Many manufacturers clearly save their big bangs for the show and as a result, announcements and introductions can overwhelm any normal day-to-day nuances that may impact commerce.
For example, MasterCard and Samsung introduced their new partnership called Groceries by MasterCard, basically a shopping app for consumers to order food and groceries from the new Samsung Family Hub refrigerator.
Rather than tapping a smartphone, the consumer would tap the new in-home commerce hub of sorts: the refrigerator. The mobile app also could be used, of course.
Aside from the obvious issue of whether consumers will warm to the idea of ordering groceries from their kitchen appliances, the venture points to a potential future direction for mobile commerce. And the mobile payment could still go through the traditional credit card.

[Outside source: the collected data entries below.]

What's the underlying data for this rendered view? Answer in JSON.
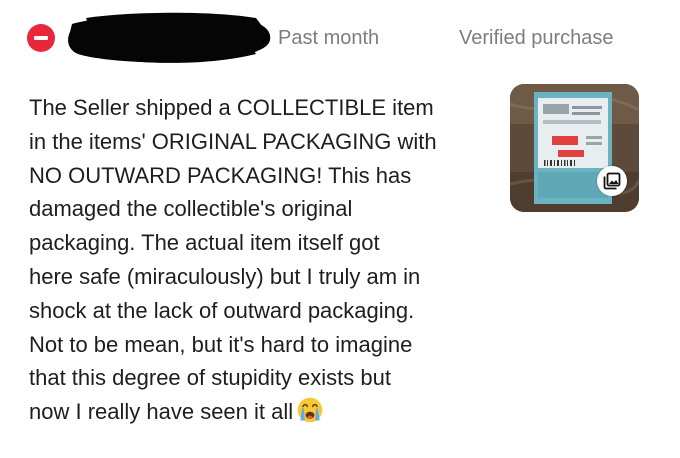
{
  "review": {
    "rating_icon": "negative-minus-icon",
    "date": "Past month",
    "badge": "Verified purchase",
    "text_lines": [
      "The Seller shipped a COLLECTIBLE item",
      "in the items' ORIGINAL PACKAGING with",
      "NO OUTWARD PACKAGING! This has",
      "damaged the collectible's original",
      "packaging. The actual item itself got",
      "here safe (miraculously) but I truly am in",
      "shock at the lack of outward packaging.",
      "Not to be mean, but it's hard to imagine",
      "that this degree of stupidity exists but",
      "now I really have seen it all"
    ],
    "emoji": "crying-face-emoji",
    "photo_icon": "image-gallery-icon"
  },
  "colors": {
    "negative": "#e8273a",
    "meta_text": "#7d7d7d",
    "body_text": "#1e1e1e"
  }
}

And then there is the smartphone itself, a never-ending work in progress.
Huawei, the Chinese electronics company, a powerhouse around the world though hardly a household name in the U.S., introduced some new and very impressive phones.

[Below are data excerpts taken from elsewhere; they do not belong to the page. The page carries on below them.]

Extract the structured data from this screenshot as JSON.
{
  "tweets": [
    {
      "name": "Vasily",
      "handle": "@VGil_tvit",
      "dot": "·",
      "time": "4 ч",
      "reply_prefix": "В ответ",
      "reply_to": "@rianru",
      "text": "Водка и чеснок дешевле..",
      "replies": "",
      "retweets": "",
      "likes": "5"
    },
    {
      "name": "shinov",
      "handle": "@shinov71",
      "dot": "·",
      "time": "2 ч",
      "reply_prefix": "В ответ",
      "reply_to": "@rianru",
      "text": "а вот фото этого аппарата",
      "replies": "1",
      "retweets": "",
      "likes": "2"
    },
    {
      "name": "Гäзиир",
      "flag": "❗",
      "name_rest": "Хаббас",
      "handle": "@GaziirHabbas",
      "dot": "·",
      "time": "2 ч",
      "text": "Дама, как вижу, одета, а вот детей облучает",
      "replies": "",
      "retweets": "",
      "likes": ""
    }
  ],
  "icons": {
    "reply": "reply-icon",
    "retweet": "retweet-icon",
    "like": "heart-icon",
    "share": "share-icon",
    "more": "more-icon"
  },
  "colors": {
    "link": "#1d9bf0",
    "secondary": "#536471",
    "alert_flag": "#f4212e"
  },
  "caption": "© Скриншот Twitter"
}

It wasn’t necessarily the phones that made the point here as much as the capabilities they contain.
Last year at CES, the company showed a phone with such a strong battery life that a Huawei phone could be used to charge another mobile phone. This year, they one-upped that.
This is significant since Huawei is the third largest smartphone maker in the world, after Samsung and Apple. They claimed that by this time next year, they expect to be in second place, presumably replacing Apple, which holds that position now.

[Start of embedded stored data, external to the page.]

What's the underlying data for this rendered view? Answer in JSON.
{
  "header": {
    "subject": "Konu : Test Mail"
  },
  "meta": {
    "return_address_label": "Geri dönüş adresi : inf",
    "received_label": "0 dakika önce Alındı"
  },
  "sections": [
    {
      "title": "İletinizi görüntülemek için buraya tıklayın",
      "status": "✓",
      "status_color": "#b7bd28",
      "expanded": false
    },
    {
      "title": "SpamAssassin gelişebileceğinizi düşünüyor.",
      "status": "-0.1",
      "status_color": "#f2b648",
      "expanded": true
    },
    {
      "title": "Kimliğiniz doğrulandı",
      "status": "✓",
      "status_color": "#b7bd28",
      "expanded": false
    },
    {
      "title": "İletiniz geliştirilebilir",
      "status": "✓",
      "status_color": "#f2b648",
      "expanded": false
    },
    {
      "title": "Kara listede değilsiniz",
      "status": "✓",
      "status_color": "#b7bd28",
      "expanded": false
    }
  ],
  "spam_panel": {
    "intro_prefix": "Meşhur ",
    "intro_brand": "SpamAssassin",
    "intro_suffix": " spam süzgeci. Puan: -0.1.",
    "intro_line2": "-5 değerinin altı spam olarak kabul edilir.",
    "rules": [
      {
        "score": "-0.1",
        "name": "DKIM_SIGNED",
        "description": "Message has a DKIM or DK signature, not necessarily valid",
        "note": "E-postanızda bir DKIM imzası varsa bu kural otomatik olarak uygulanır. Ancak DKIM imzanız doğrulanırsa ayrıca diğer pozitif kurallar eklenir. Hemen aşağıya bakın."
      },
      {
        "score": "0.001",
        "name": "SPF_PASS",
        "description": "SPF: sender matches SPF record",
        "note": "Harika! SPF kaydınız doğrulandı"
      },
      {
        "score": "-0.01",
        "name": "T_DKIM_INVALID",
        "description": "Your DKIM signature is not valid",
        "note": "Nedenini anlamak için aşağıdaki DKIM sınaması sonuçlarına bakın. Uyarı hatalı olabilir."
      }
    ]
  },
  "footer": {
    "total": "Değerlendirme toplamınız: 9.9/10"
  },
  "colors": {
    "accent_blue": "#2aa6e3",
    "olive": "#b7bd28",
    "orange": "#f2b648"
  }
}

One of the two major phone introductions was the Mate 8, a phone with a 6-inch screen, another indicator suggesting that bigger screen sizes for consumers are OK.
But key here is that the phone battery can last for more than two days of uninterrupted performance. Kevin Ho, president of the Huawei consumer handset business, said this is the equivalent of 20 hours of browsing at speeds of 4G. A 30-minute charge provides a full day of usage, he said.
The phone has a fingerprint scanner on the back, which is used to answer calls, take a photo or set an alarm, and with a tap of two knuckles, cropping of videos. A one-knuckle tap provides quick photo cropping, editing or sharing.
The phone is not available in the U.S., though is shipping in many other countries.
But it’s not so much the phone but rather the capabilities it shows are moving to the mobile devices.
The idea of all day or two-day battery life with quick charging can change the experience of many consumers.
Quick access via fingerprint scan, while not new, is expanding for other uses, such as using it to shoot a quick selfie.
There will be more innovations shown as the week goes on at CES and there are sure to be even more indicators to where mobile commerce will be heading.
One thing is for sure; it’s not standing still.